If the input array is $n$
0s then this implementation would perform exactly $2n$ operations, one operation to get the value at
input[n-i-1] and one operation to compare it to
0. However, if there are no values of
0 in the input, then there are exactly $3n$ operations performed, $2n$ of the operations are the same as before, but now there are $n$ assignments of the value to the correct position in the output array (here we assume we don't need to read the value from the input array again). More generally if
0 occurs $m$ times in the input then there are exactly $2n + m$ operations performed.

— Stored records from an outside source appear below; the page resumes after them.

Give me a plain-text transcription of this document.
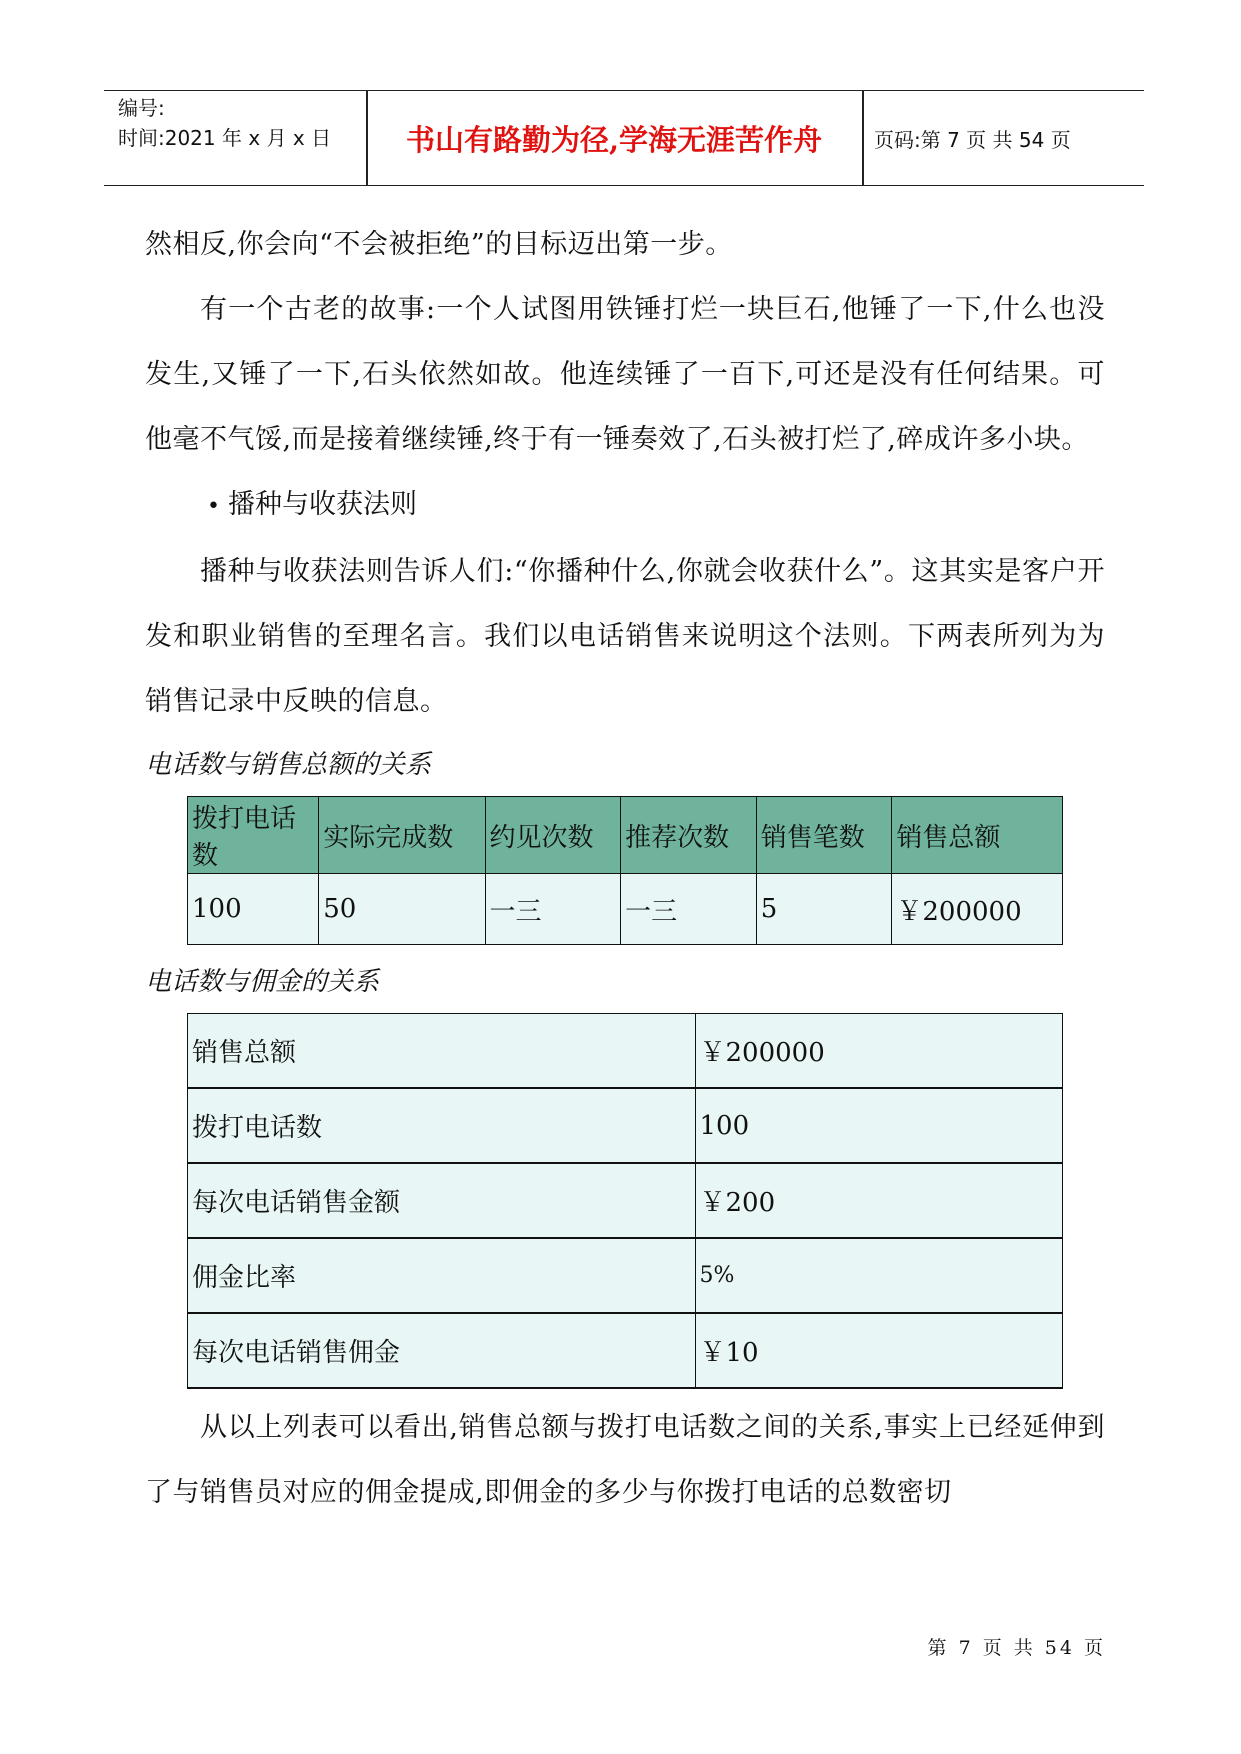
编号:
时间:2021 年 x 月 x 日	书山有路勤为径,学海无涯苦作舟	页码:第 7 页 共 54 页

然相反,你会向“不会被拒绝”的目标迈出第一步。

有一个古老的故事:一个人试图用铁锤打烂一块巨石,他锤了一下,什么也没发生,又锤了一下,石头依然如故。他连续锤了一百下,可还是没有任何结果。可他毫不气馁,而是接着继续锤,终于有一锤奏效了,石头被打烂了,碎成许多小块。

• 播种与收获法则

播种与收获法则告诉人们:“你播种什么,你就会收获什么”。这其实是客户开发和职业销售的至理名言。我们以电话销售来说明这个法则。下两表所列为为销售记录中反映的信息。

电话数与销售总额的关系

拨打电话数	实际完成数	约见次数	推荐次数	销售笔数	销售总额
100	50	一三	一三	5	￥200000

电话数与佣金的关系

销售总额	￥200000
拨打电话数	100
每次电话销售金额	￥200
佣金比率	5%
每次电话销售佣金	￥10

从以上列表可以看出,销售总额与拨打电话数之间的关系,事实上已经延伸到了与销售员对应的佣金提成,即佣金的多少与你拨打电话的总数密切

第 7 页 共 54 页
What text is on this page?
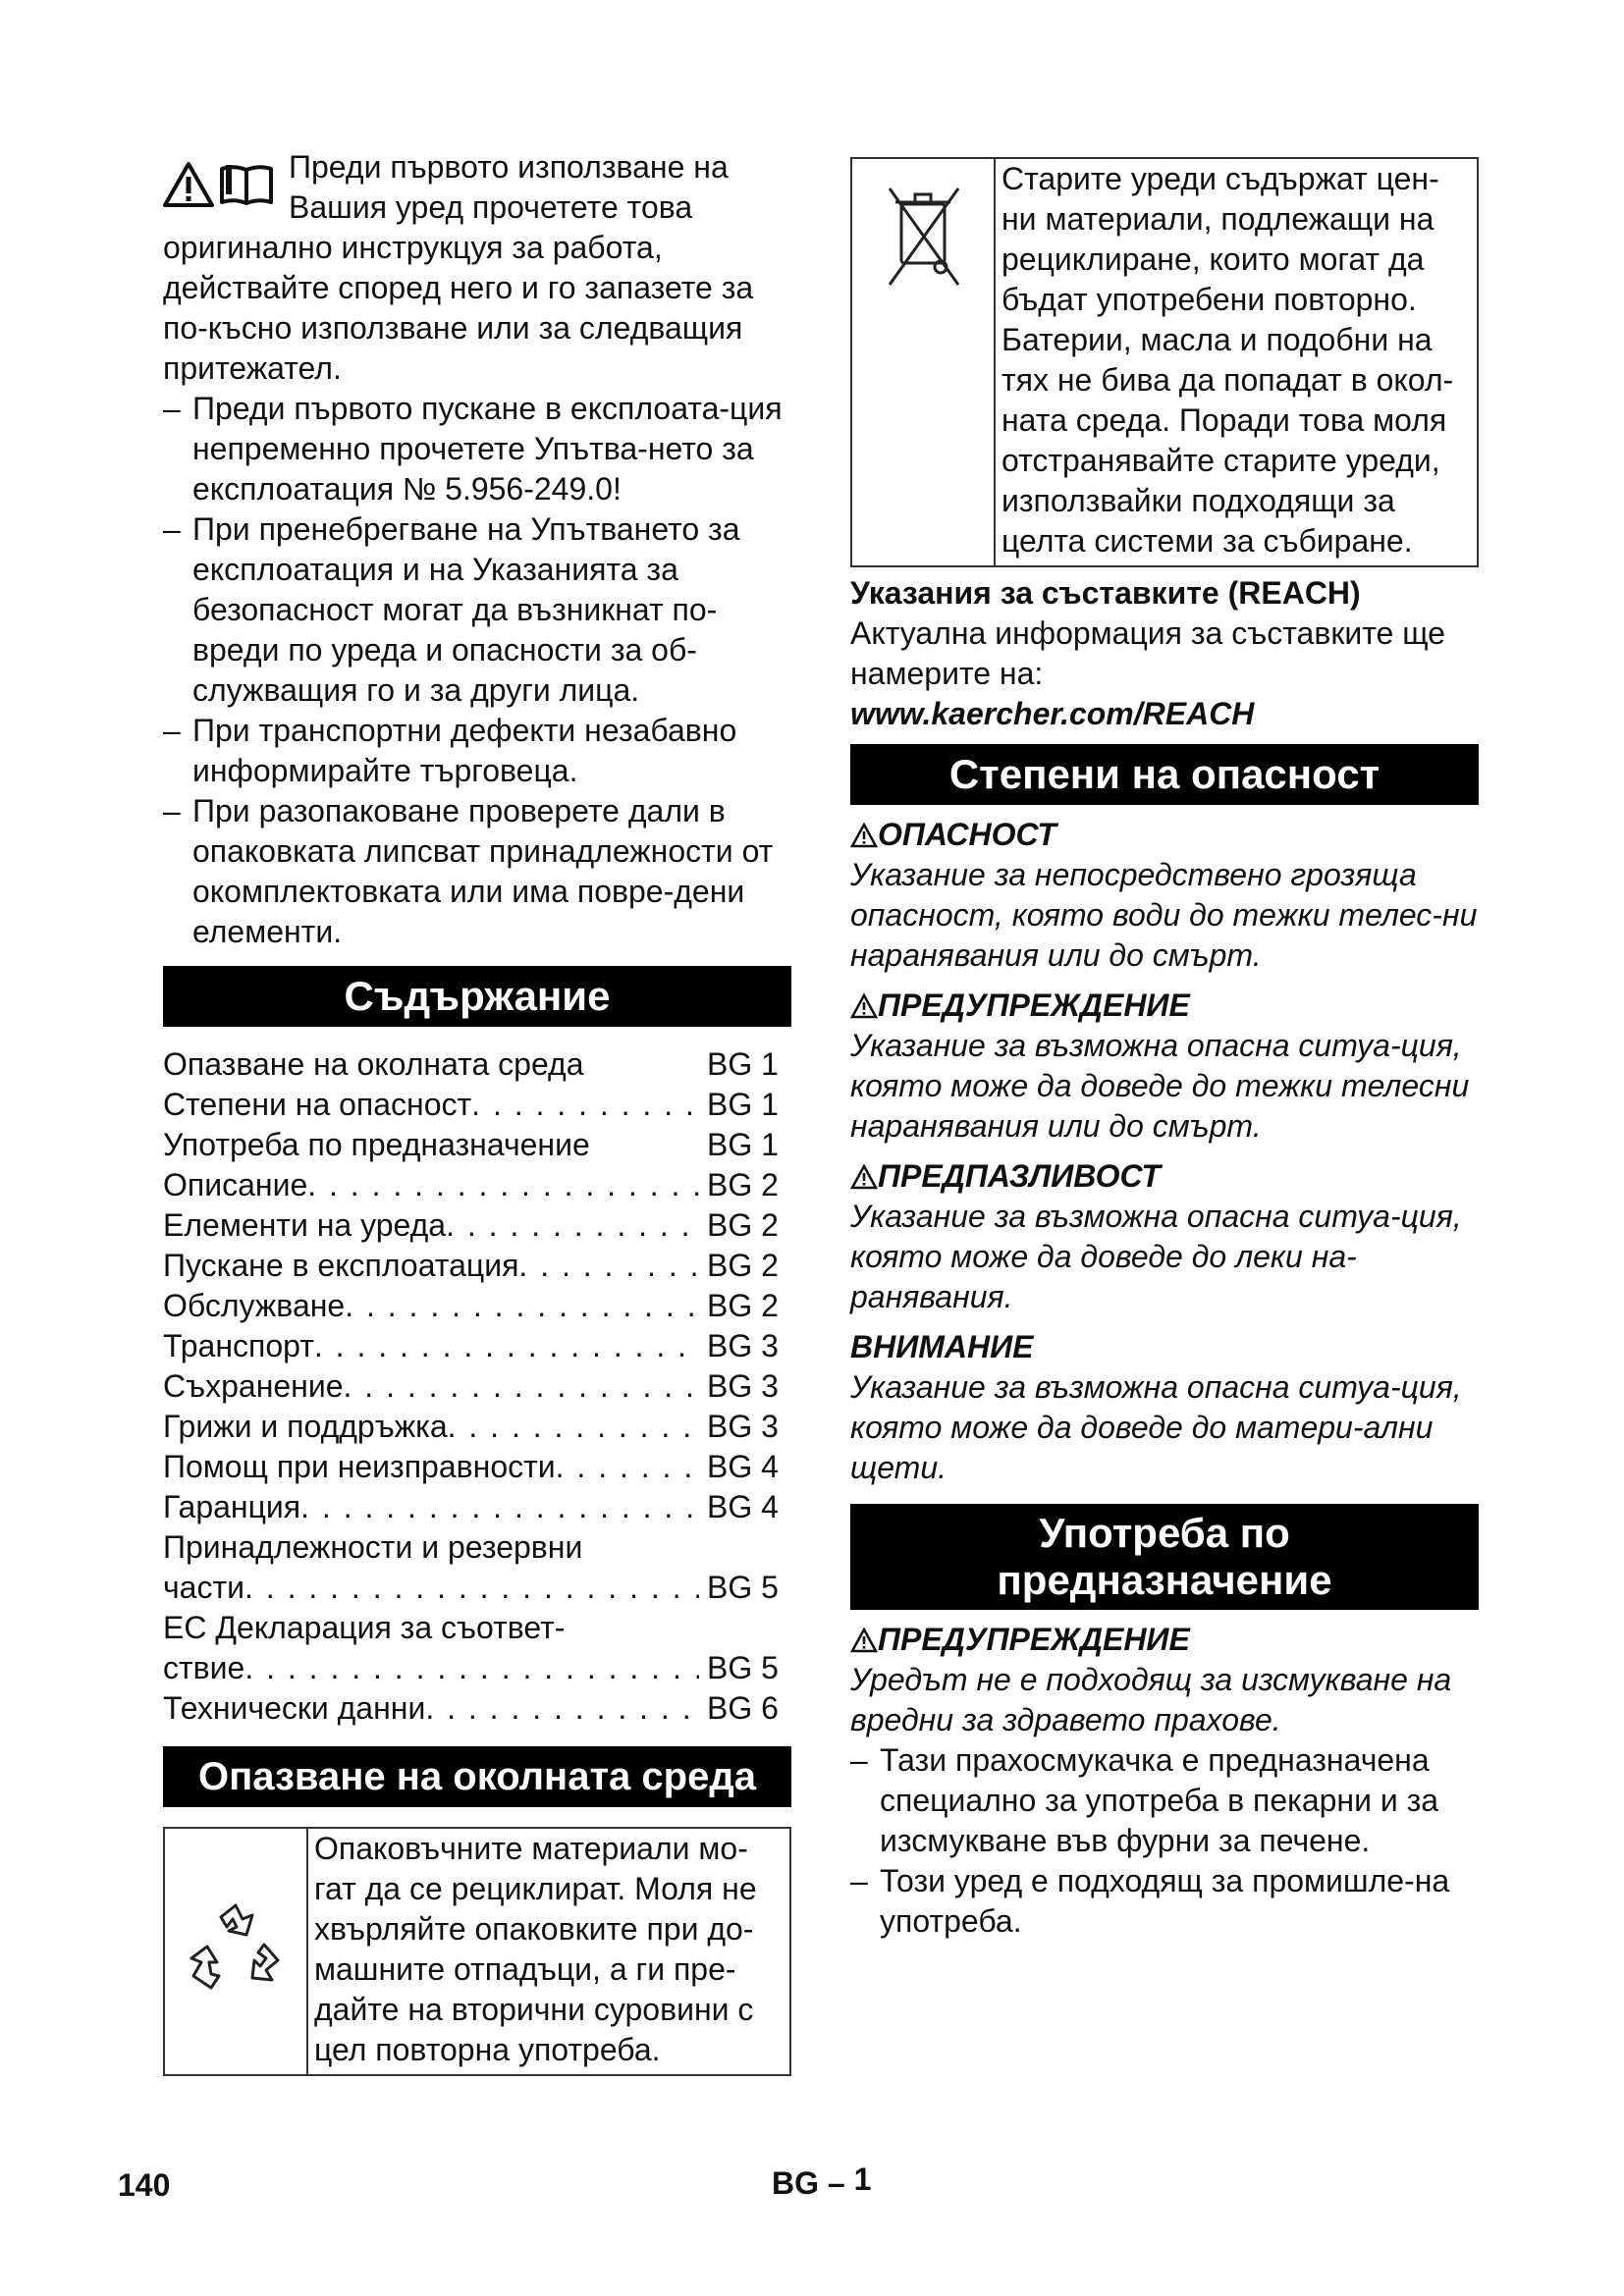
Преди първото използване на

Вашия уред прочетете това

оригинално инструкцуя за работа, действайте според него и го запазете за по-късно използване или за следващия притежател.

– Преди първото пускане в експлоата-ция непременно прочетете Упътва-нето за експлоатация № 5.956-249.0!
– При пренебрегване на Упътването за експлоатация и на Указанията за безопасност могат да възникнат по-вреди по уреда и опасности за об-служващия го и за други лица.
– При транспортни дефекти незабавно информирайте търговеца.
– При разопаковане проверете дали в опаковката липсват принадлежности от окомплектовката или има повре-дени елементи.
Съдържание
Опазване на околната среда	BG 1
Степени на опасност . . .	BG 1
Употреба по предназначение	BG 1
Описание . . .	BG 2
Елементи на уреда . . .	BG 2
Пускане в експлоатация . . .	BG 2
Обслужване . . .	BG 2
Транспорт . . .	BG 3
Съхранение . . .	BG 3
Грижи и поддръжка . . .	BG 3
Помощ при неизправности . . .	BG 4
Гаранция . . .	BG 4
Принадлежности и резервни
части . . .	BG 5
ЕС Декларация за съответ-
ствие . . .	BG 5
Технически данни . . .	BG 6
Опазване на околната среда
Опаковъчните материали мо-гат да се рециклират. Моля не хвърляйте опаковките при до-машните отпадъци, а ги пре-дайте на вторични суровини с цел повторна употреба.
Старите уреди съдържат цен-ни материали, подлежащи на рециклиране, които могат да бъдат употребени повторно. Батерии, масла и подобни на тях не бива да попадат в окол-ната среда. Поради това моля отстранявайте старите уреди, използвайки подходящи за целта системи за събиране.

Указания за съставките (REACH)

Актуална информация за съставките ще намерите на:

www.kaercher.com/REACH

Степени на опасност
ОПАСНОСТ

Указание за непосредствено грозяща опасност, която води до тежки телес-ни наранявания или до смърт.

ПРЕДУПРЕЖДЕНИЕ

Указание за възможна опасна ситуа-ция, която може да доведе до тежки телесни наранявания или до смърт.

ПРЕДПАЗЛИВОСТ

Указание за възможна опасна ситуа-ция, която може да доведе до леки на-ранявания.

ВНИМАНИЕ

Указание за възможна опасна ситуа-ция, която може да доведе до матери-ални щети.

Употреба по
предназначение
ПРЕДУПРЕЖДЕНИЕ

Уредът не е подходящ за изсмукване на вредни за здравето прахове.

– Тази прахосмукачка е предназначена специално за употреба в пекарни и за изсмукване във фурни за печене.
– Този уред е подходящ за промишле-на употреба.
140	BG – 1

Now this part is important: if we don't check the value, but instead just do the assignment then there are always $2n$ operations, one to read from the input and one to write to the output. Checking the value each time to avoid an unnecessary copy does more work than not checking the value in the majority of cases. Since any algorithm which uses these operations must do at least this much work, you can't do better than $O(n)$ operations.
But what about other operations? For an inplace version you might consider an operation which swaps two values in the array
swap(i, j). Such an operation allows you to reverse the array in $n/2$ operations (for even $n$), which is still $O(n)$.